Model ID normalization. Nova on-demand model IDs (amazon.nova-2-lite-v1:0) don't work with the Converse API — you need inference profile IDs (us.amazon.nova-2-lite-v1:0). This was a silent failure that took time to diagnose. We built automatic normalization into our config layer so it never bites again.
Accomplishments That We're Proud Of
Nova Sonic + Nova Embeddings + Aurora pgvector + Redis working together in one live voice experience. This isn't just a chatbot — it's a voice-first AI that can see your screen, remember what you did, and generate visual aids, all in real time.
True barge-in support. You can interrupt the assistant mid-sentence. The playback queue clears instantly, mic suppression kicks in to prevent echo, and the conversation continues naturally.
Voice-controlled diagram overlays. "Generate architecture diagram" → floating Mermaid overlay appears. "Move it to top right" → it moves. "Export diagram" → copied to clipboard. All hands-free. This is the kind of interaction that makes people stop and say "wait, it can do that?"
Graceful degradation everywhere. Redis down? System continues without cache. Aurora writes disabled? Synthetic IDs returned, pipeline keeps running. Screen share stopped? Voice continues. We built resilience into every layer.
Session memory that actually works. Ask "summarize what I've been doing" during a 20-minute session, and you get a real answer grounded in OCR snapshots and past conversation turns — not a hallucination.
What We Learned
Nova Sonic is genuinely different from transcribe-then-respond. The latency characteristics and conversational feel of true speech-to-speech changes what's possible in real-time AI interactions. Barge-in isn't a feature you bolt on — it's native to the streaming model.

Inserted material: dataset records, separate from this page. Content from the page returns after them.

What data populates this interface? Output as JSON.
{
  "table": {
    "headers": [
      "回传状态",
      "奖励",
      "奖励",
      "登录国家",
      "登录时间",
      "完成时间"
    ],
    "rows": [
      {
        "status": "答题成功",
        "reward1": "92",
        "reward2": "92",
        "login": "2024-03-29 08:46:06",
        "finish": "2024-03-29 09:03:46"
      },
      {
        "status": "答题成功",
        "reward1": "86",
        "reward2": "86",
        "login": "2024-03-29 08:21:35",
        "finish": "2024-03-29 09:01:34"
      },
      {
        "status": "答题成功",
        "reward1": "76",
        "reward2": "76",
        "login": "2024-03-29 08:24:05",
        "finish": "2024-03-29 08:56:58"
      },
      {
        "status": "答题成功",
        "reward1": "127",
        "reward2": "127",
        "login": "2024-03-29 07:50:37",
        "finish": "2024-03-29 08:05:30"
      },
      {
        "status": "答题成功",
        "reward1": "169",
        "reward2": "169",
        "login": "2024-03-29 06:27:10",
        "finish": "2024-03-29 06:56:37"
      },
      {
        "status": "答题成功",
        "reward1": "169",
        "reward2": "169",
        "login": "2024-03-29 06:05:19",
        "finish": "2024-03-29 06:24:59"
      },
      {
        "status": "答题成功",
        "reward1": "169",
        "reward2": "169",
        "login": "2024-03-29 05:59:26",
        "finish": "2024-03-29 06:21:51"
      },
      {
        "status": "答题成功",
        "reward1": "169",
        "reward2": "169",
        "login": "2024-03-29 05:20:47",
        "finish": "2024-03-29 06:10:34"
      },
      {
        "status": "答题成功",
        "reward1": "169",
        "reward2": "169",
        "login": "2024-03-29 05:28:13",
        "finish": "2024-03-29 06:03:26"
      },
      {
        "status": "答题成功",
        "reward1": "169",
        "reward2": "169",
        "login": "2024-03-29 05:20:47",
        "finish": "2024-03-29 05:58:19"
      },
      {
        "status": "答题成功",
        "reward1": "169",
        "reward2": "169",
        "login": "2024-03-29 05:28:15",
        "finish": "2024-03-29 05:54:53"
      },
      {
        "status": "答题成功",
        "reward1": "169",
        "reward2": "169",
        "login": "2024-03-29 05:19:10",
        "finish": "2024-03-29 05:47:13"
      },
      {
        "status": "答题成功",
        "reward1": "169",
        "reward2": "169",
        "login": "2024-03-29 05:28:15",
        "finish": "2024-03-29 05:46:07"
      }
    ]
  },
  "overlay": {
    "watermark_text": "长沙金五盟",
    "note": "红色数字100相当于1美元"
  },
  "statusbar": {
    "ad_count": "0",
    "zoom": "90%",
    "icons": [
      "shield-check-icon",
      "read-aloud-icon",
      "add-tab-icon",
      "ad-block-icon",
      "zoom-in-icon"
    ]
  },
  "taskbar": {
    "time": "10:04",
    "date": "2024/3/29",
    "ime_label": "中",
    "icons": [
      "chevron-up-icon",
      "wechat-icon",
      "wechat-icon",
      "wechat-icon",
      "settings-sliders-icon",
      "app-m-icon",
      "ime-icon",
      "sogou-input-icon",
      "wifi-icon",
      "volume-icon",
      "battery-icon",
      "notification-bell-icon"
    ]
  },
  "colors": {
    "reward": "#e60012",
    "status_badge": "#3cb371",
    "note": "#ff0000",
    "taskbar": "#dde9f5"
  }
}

Retrieval-augmented voice is harder than retrieval-augmented text. In a text chat, you can afford 2 seconds of retrieval latency. In voice, that's a noticeable pause. Intent gating, aggressive caching, and bounded context injection are essential — not optional.
pgvector + Nova Embeddings is a powerful combination. Cosine similarity search over 1024-dim Nova embeddings in Aurora is fast and accurate enough for real-time retrieval. The IVFFlat index makes it scale without noticeable query-time degradation.
Frontend audio is an iceberg. The visible part: "capture mic and play audio." The hidden part: sample rate conversion, PCM16 encoding, silence detection thresholds, playback queue management, echo suppression timing, AudioContext resume policies, and browser compatibility quirks.
Cost control should be designed in, not patched on. Frame sampling intervals, retrieval cooldowns, bounded context sizes, Redis caching — these aren't afterthoughts. Without them, a 30-minute demo session could rack up significant Bedrock costs.
What's Next for Anatroc
Session rolling summaries. Instead of retrieving raw past turns, periodically compress the session into a running summary. Better context quality, lower retrieval cost.
Smarter intent classification. Move beyond keyword matching for retrieval triggers and overlay commands. Use a lightweight classifier to understand user intent more accurately.
Multi-overlay support. Stack multiple diagrams, side-by-side comparisons, and todo lists — all voice-controllable and spatially arranged.
Hand-drawn overlay interaction. Let users draw on the overlay with their mouse or touchscreen, then ask the assistant for feedback on what they drew. Bridging voice + visual + spatial input.
Document and PDF ingestion. Upload reference materials before a session. The assistant can cite specific pages and sections when answering questions.
Collaborative sessions. Multiple users in the same call, with shared screen context and overlays. The assistant coaches the group, not just one person.